Nesta seção, detemo-nos na análise de ações ou projetos que a Colônia Z-16 desenvolve tanto do ponto de vista da formação quanto no que tange ao auxílio financeiro para atividades produtivas do pescador artesanal. Inicialmente, vamos analisar o segundo caso.

Pontuamos, de imediato, que o acesso às políticas de financiamento de atividades produtivas do pescador artesanal se dá por meio de empréstimos bancários, os quais lhes são acessíveis mediante projetos formulados pela Z- 16 em parceria com determinado banco. Mas também há projetos que fazem parte de políticas sociais do Estado de incentivo à pequena produção familiar, como é o caso do Programa Nacional de Fortalecimento da Agricultura Familiar (Pronaf). Contudo, todo empréstimo bancário possui taxas de juros de financiamento e que, no caso do não pagamento por parte do tomador, causam situações de inadimplência e bloqueio de crédito.

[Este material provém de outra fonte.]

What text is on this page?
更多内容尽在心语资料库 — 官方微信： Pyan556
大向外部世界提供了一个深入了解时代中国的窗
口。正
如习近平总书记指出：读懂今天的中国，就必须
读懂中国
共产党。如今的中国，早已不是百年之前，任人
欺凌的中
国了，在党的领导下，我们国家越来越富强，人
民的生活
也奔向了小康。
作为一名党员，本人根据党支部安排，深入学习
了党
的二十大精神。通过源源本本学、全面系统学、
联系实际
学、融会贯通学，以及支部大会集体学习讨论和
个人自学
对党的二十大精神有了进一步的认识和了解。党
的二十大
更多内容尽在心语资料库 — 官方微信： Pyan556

Do ponto de vista da percepção por parte dos pescadores artesanais ligados à Colônia Z-16 da importância ou não das políticas de financiamento bancário da produção, o entrevistado DIRIGENTE “A” considera que: “[...] é muito importante , porque devido ao crédito eles podem melhorar lá na sua localidade, comprar o seu barquinho de pesca, podem melhorar lá o seu terreno; isso melhora muito a economia familiar”.

Nessa mesma perspectiva corrobora o entrevistado PESCADOR “A”, falando-nos acerca da importância do acesso ao PRONAF B12: “[...] a gente tem necessidade todo tempo, e ele trouxe um benefício pra nós porque a gente conseguiu alguma coisa que a gente não tinha [...]; com esse financiamento nós conseguimos alguma coisa”.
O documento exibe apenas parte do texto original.